The Conservative party has posed as a hard-nosed, realistic, pragmatic party informed by economic science and devoted to building up Canada’s economy in a productive industry, unlike bleeding heart Liberals and NDPers who would rather save a couple of grizzlies than build up Canada’s economy. This is false. These actions ignore basic economic principles about freedom of information for determining costs and externalities. This comes in addition torepeated warnings about the dangerously high level of Canadian private debt, recently at 165% of disposable income. This situation is dangerously similar to what the US faced in the run-up to the Great Recession: jubilation at a growing economy, high debt, derision when it came to criticisms, and suppression of information which revealed instabilities. Those currently entering the workforce should be weary of this situation. Try to limit (or eliminate) debt, focus on fields which you can find work in even during downward swings in the economy.
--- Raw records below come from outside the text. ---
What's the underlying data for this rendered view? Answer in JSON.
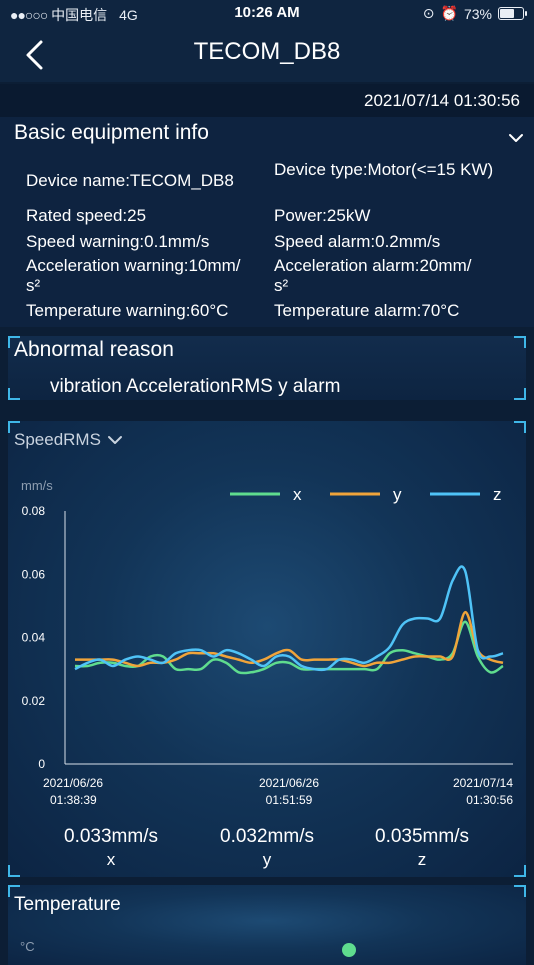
{
  "status_bar": {
    "carrier": "中国电信",
    "network": "4G",
    "time": "10:26 AM",
    "battery": "73%",
    "battery_level": 0.73
  },
  "header": {
    "title": "TECOM_DB8",
    "back_icon": "chevron-left-icon",
    "timestamp": "2021/07/14 01:30:56"
  },
  "basic_info": {
    "title": "Basic equipment info",
    "device_name": "Device name:TECOM_DB8",
    "device_type": "Device type:Motor(<=15 KW)",
    "rated_speed": "Rated speed:25",
    "power": "Power:25kW",
    "speed_warning": "Speed warning:0.1mm/s",
    "speed_alarm": "Speed alarm:0.2mm/s",
    "acc_warning_line1": "Acceleration warning:10mm/",
    "acc_warning_line2": "s²",
    "acc_alarm_line1": "Acceleration alarm:20mm/",
    "acc_alarm_line2": "s²",
    "temp_warning": "Temperature warning:60°C",
    "temp_alarm": "Temperature alarm:70°C"
  },
  "abnormal": {
    "title": "Abnormal reason",
    "reason": "vibration AccelerationRMS y alarm"
  },
  "speed_panel": {
    "selector": "SpeedRMS",
    "stats": [
      {
        "value": "0.033mm/s",
        "label": "x"
      },
      {
        "value": "0.032mm/s",
        "label": "y"
      },
      {
        "value": "0.035mm/s",
        "label": "z"
      }
    ]
  },
  "temperature_panel": {
    "title": "Temperature",
    "unit": "°C"
  },
  "colors": {
    "x": "#5fdc8e",
    "y": "#f0a43a",
    "z": "#4fc3f7",
    "accent": "#3fb7e8"
  },
  "chart_data": {
    "type": "line",
    "ylabel": "mm/s",
    "ylim": [
      0,
      0.08
    ],
    "yticks": [
      "0",
      "0.02",
      "0.04",
      "0.06",
      "0.08"
    ],
    "ytick_values": [
      0,
      0.02,
      0.04,
      0.06,
      0.08
    ],
    "xtick_labels": [
      [
        "2021/06/26",
        "01:38:39"
      ],
      [
        "2021/06/26",
        "01:51:59"
      ],
      [
        "2021/07/14",
        "01:30:56"
      ]
    ],
    "legend_position": "top-right",
    "series": [
      {
        "name": "x",
        "values": [
          0.031,
          0.031,
          0.032,
          0.032,
          0.031,
          0.031,
          0.034,
          0.034,
          0.03,
          0.03,
          0.03,
          0.033,
          0.032,
          0.029,
          0.029,
          0.03,
          0.032,
          0.032,
          0.03,
          0.03,
          0.03,
          0.03,
          0.03,
          0.03,
          0.03,
          0.035,
          0.036,
          0.035,
          0.034,
          0.033,
          0.035,
          0.045,
          0.034,
          0.029,
          0.031
        ]
      },
      {
        "name": "y",
        "values": [
          0.033,
          0.033,
          0.033,
          0.033,
          0.032,
          0.031,
          0.032,
          0.032,
          0.033,
          0.035,
          0.035,
          0.035,
          0.034,
          0.033,
          0.032,
          0.033,
          0.035,
          0.036,
          0.033,
          0.033,
          0.033,
          0.033,
          0.032,
          0.031,
          0.032,
          0.032,
          0.033,
          0.034,
          0.034,
          0.034,
          0.034,
          0.048,
          0.036,
          0.033,
          0.032
        ]
      },
      {
        "name": "z",
        "values": [
          0.03,
          0.032,
          0.033,
          0.031,
          0.033,
          0.034,
          0.033,
          0.032,
          0.035,
          0.036,
          0.036,
          0.034,
          0.036,
          0.035,
          0.033,
          0.031,
          0.034,
          0.034,
          0.031,
          0.03,
          0.03,
          0.033,
          0.033,
          0.032,
          0.034,
          0.037,
          0.044,
          0.046,
          0.046,
          0.046,
          0.058,
          0.061,
          0.036,
          0.034,
          0.035
        ]
      }
    ]
  }
}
There’s a lesson here too for those who consider themselves pragmatic and objective, informed by reason and evidence. It’s frighteningly easy to get caught up in the image of being objective to the point where you no longer really are. The Left bashes creationists while ignoring or banning science which undermines it. So-called Conservatives do the same when it comes to free market ideologies and science which undermines the free trade agenda (climate change and environmental externalities, in this case). Consider being willing to admit you were wrong a worthwhile investment which builds up the resiliency of your ideas…instead of having them crash down around you because you didn’t want to be disquieted.

In this case, it’s a party which would rather destroy scientific research than force companies to take proper precautions and take account of the true cost of our economic program. A hard nose is no excuse for a soft head.